Fou
On a tous déjà entendu le dicton :
"Dans un monde fou, seuls les fous sont sains d'esprit."
Il est tellement connu qu'on a du mal à en retrouver l'auteur. Pour certains c'est Érasme, pour d'autres Schopenhauer voire même Akira Kurosawa. Comme beaucoup de dictons sur lesquels tout le monde semble d'accord, il s'agit à peu près d'un concept opérationnel : les définitions de "fou" et de "sain d'esprit" étant variables, les mots deviennent creux et tout le monde y met ce qu'il veut. Il n'empêche que cette sagesse "Yogi-Tea" résume pas mal mon état d'esprit actuel.
Les fêtes de fin d'année ont été motif de retour à la société. Une coupure un peu forcée de la tranquillité de ma vie à la campagne, en télétravail et à mille kilomètres de ma famille. Ce retour à la société a enfoncé un peu plus le clou déjà bien fixé : je vis dans un monde schizophrène. Ou bien je suis moi-même schizophrène, puisque le schizophrène ignore sa condition.
Pourquoi un monde schizophrène ? Parce que les gens ont l'air convaincu du danger climatique et écologique qui les menace mais semblent complètement désintéressés (au mieux, réfractaires au pire) à tout changement d'envergure significative.
On sait que la consommation de bœuf (et de produits laitiers) d'un français représente 20% de ses émissions de gaz à effet de serre mais on l'entendra plus vite critiquer la "terreur végane" que d'envisager limiter sa consommation de viande.
On sait aussi que la consommation de produits manufacturés constitue 25% des émissions du même français, mais on aura plus vite fait de l'entendre vanter les mérites de son nouvel iPhone que de s'interroger sur la nécessité de le remplacer tous les deux ans.
On sait encore que le déplacement d'un français représente une part importante de ses émissions mais on aura plus vite fait d'entendre le récit de son dernier voyage en avion que celui de la réhabilitation de son vélo.
Bref : rien ne va, surtout ne changeons rien.
Je n'essaye pas ici de tenir un discours moralisateur.
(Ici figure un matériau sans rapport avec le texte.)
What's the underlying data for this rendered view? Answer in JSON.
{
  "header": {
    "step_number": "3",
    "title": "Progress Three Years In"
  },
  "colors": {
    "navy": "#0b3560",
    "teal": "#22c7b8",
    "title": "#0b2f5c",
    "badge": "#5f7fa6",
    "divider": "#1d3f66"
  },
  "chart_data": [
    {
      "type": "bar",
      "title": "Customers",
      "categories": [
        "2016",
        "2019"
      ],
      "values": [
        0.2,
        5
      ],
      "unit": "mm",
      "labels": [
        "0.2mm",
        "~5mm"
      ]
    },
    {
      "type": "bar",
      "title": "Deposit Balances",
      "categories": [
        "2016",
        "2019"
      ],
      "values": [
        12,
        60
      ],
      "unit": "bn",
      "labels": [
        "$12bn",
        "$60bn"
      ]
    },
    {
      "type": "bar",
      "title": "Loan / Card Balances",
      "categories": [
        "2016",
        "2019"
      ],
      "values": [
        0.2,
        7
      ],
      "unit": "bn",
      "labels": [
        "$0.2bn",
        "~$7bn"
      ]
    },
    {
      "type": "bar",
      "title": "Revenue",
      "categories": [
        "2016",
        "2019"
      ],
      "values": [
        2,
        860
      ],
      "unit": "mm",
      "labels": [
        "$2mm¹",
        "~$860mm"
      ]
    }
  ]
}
D'une part parce que personne n'aime se faire sermoner et d'autre part parce que mes actions personnelles quotidiennes sont aussi incohérentes qu'inutiles à l'échelle planétaire.
Non, ce que j'essaye d'exprimer c'est mon décrochage lent avec la raison. Si le monde était composé de climato-sceptiques, je serai bien plus rassuré sur mon équilibre mental : j'aurai l'impression de vivre dans un monde cohérent avec lequel je ne suis pas d'accord. Mais être spectateur de cette farce écologique me demande de plus en plus d'efforts conscients pour ne pas sombrer dans la folie.